MAX Life & Axis Bank Tweak their Proposed JV Agreement
The deal between Axis Bank and Max Life Insurance will soon come to fruition! Both firms lately agreed to amend or remove clauses in their transaction that had earlier displeased the insurance regulator. According to the deal announced in April, Axis Bank was to raise its stake in Max Life from one to 30 percent for 1,592 crore at 28.61 a share, elevating their bancassurance partnership to a joint venture. Promoted by Analjit Singh, Max Financial holds 73.5 percent in Max Life while Japan-based Mitsui Sumitomo holds 25.5 percent and Axis Bank nearly 1 percent.
In June, the Insurance Regulatory and Development Authority of India raised concerns over four clauses in the merger agreement – a put option for Axis Bank to sell its stake; a possible merger of Max Life with its parent; placing an ‘observer’ in the Max Life board; and rights for one of the two companies to appoint auditors in Max Life. “Max Life and Axis have made significant alterations in their proposed JV agreement to secure regulatory approvals and expedite closure of the deal. Max Life and Axis Bank have erased some key clauses in their agreement in order to convince Irdai,” says one of the two people aware of the development.
A clause to list Max Life by merging it with listed parent Max Financial Services has been removed. This would have potentially violated Section 35 of the Insurance Act, 1938, under which an insurance company’s business cannot be merged into the business of a non-insurance firm. In 2016, Irdai blocked the merger of Max Life and HDFC Standard Life Insurance Co. Ltd on similar grounds, stating the deal structure, in which Max Life would first merge with Max Financial, violated Section 35, which bars an insurance company merging with a non-insurance firm.
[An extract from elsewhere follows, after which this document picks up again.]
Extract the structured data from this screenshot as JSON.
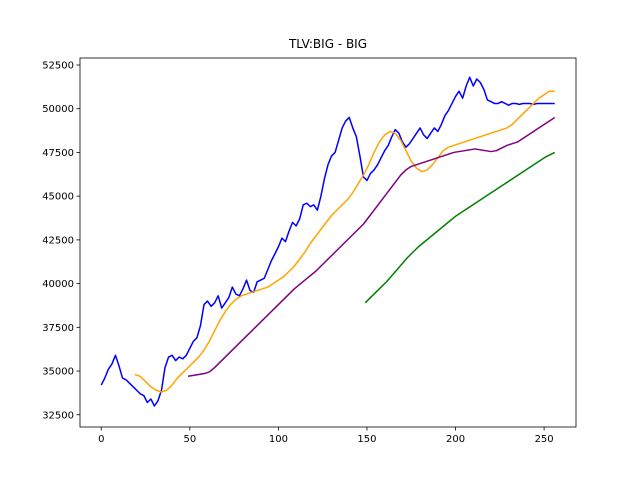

“With this clause being deleted, Axis will have to rethink its plan to swap up its holdings from Max Life to Max Financial Services. Also, Axis Bank will now have to revisit its plan to exercise the put option in the agreement at a price of 294 per share of Max Life. This is because it was mentioned in the agreement that if Max Life fails to get listed, Axis would have the option to swap its holding and exercise the put option after 63 months of the deal being cleared by the regulators,” asserts this person.
Irdai had also asked both firms to change a clause that empowers one of the two parties to appoint auditors in Max Life. “Now, in the revised deal, both parties have agreed to allow equal rights to Max Life and Axis Bank,” says the first person. Earlier, Axis had the right to appoint an observer in Max Life board meetings. Irdai said there was no provision in existing rules for an ‘observer’ in an insurance firm’s board meetings. The revised deal has dropped the provision for an observer. On the whole, the Axis-Max JV is expected to help Max Life’s distribution, like rivals SBI Life Insurance, ICICI Prudential Life Insurance and HDFC Life Insurance, all of which have either banks or NBFCs as JV partners.